Broader regulatory message: transparency in the era of paid AI​

This litigation crystallises a broader regulatory posture: authorities expect greater transparency when companies convert previously optional features into components of core subscription tiers and materially change prices.
Key regulatory signals illustrated by the ACCC’s action:
  • Regulators will scrutinise the manner of disclosure, not just the presence of disclosure.
  • Choice architecture that effectively channels consumers toward higher-priced outcomes — especially when automatic renewal is involved — invites enforcement action.
  • Paid AI features layered onto essential productivity suites will be treated as commercially significant changes that require clear, contemporaneous customer-facing notice.

Conclusion​

The ACCC’s Federal Court proceedings against Microsoft over the Copilot integration and Microsoft 365 price increases is a watershed moment for subscription commerce and the monetization of generative AI. The regulator’s detailed complaint focuses on omission and the timing and placement of disclosures to auto‑renewing subscribers—alleging Microsoft created a misleading two‑option impression while a lower‑cost Classic alternative existed but was not made sufficiently visible at the point consumers had to decide.
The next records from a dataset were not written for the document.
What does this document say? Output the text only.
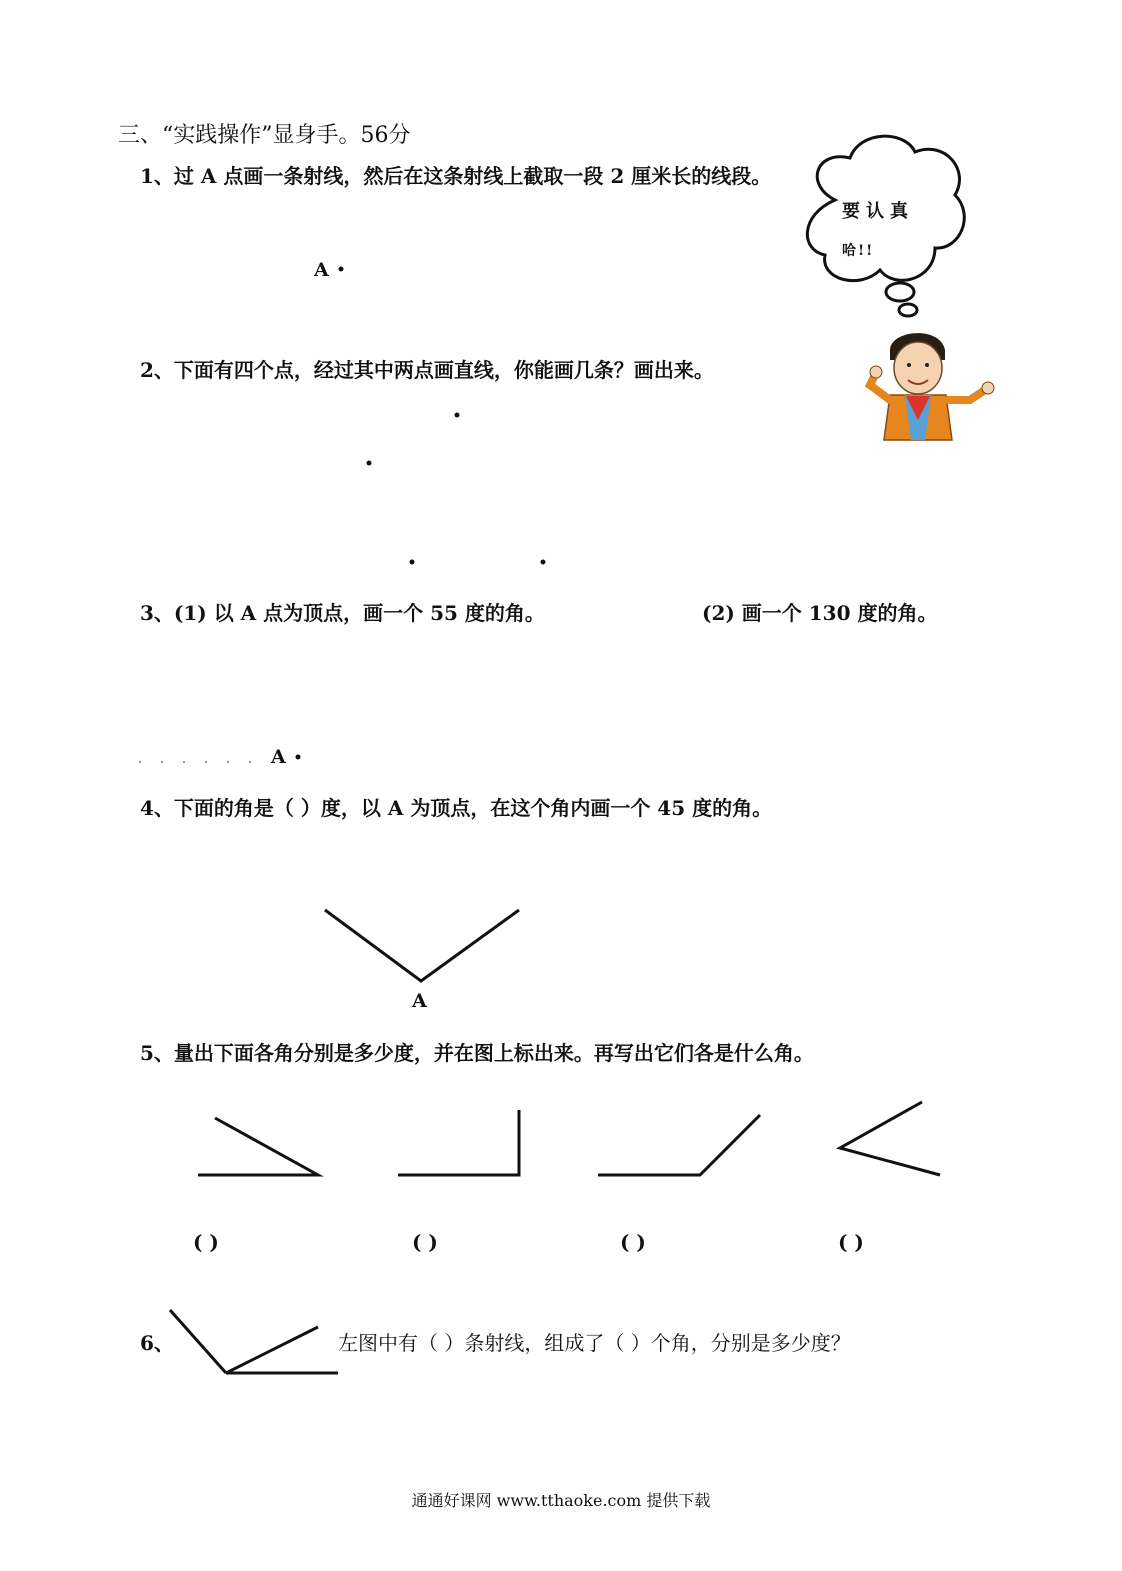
三、“实践操作”显身手。56分
1、过 A 点画一条射线，然后在这条射线上截取一段 2 厘米长的线段。
A
2、下面有四个点，经过其中两点画直线，你能画几条？画出来。
3、(1) 以 A 点为顶点，画一个 55 度的角。	(2) 画一个 130 度的角。
A
4、下面的角是（ ）度，以 A 为顶点，在这个角内画一个 45 度的角。
A
5、量出下面各角分别是多少度，并在图上标出来。再写出它们各是什么角。
( )	( )	( )	( )
6、	左图中有（ ）条射线，组成了（ ）个角，分别是多少度？
通通好课网 www.tthaoke.com 提供下载
要认真
哈!!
Those allegations, including the cohort size (≈2.7 million) and the headline price movements (Personal A$109 → A$159; Family A$139 → A$179), are verifiable across the ACCC’s initiating materials and independent reporting.
Beyond the parties involved, the case will shape expectations for how companies launch paid AI features inside subscription products: clear, timely, and front‑facing disclosure of downgrade or legacy options is no longer merely good practice—it is likely to be an enforceable regulatory expectation. Product teams, legal counsel, and UX designers should treat this litigation as an imperative to design transparent subscription change processes that protect consumer choice and withstand regulatory scrutiny.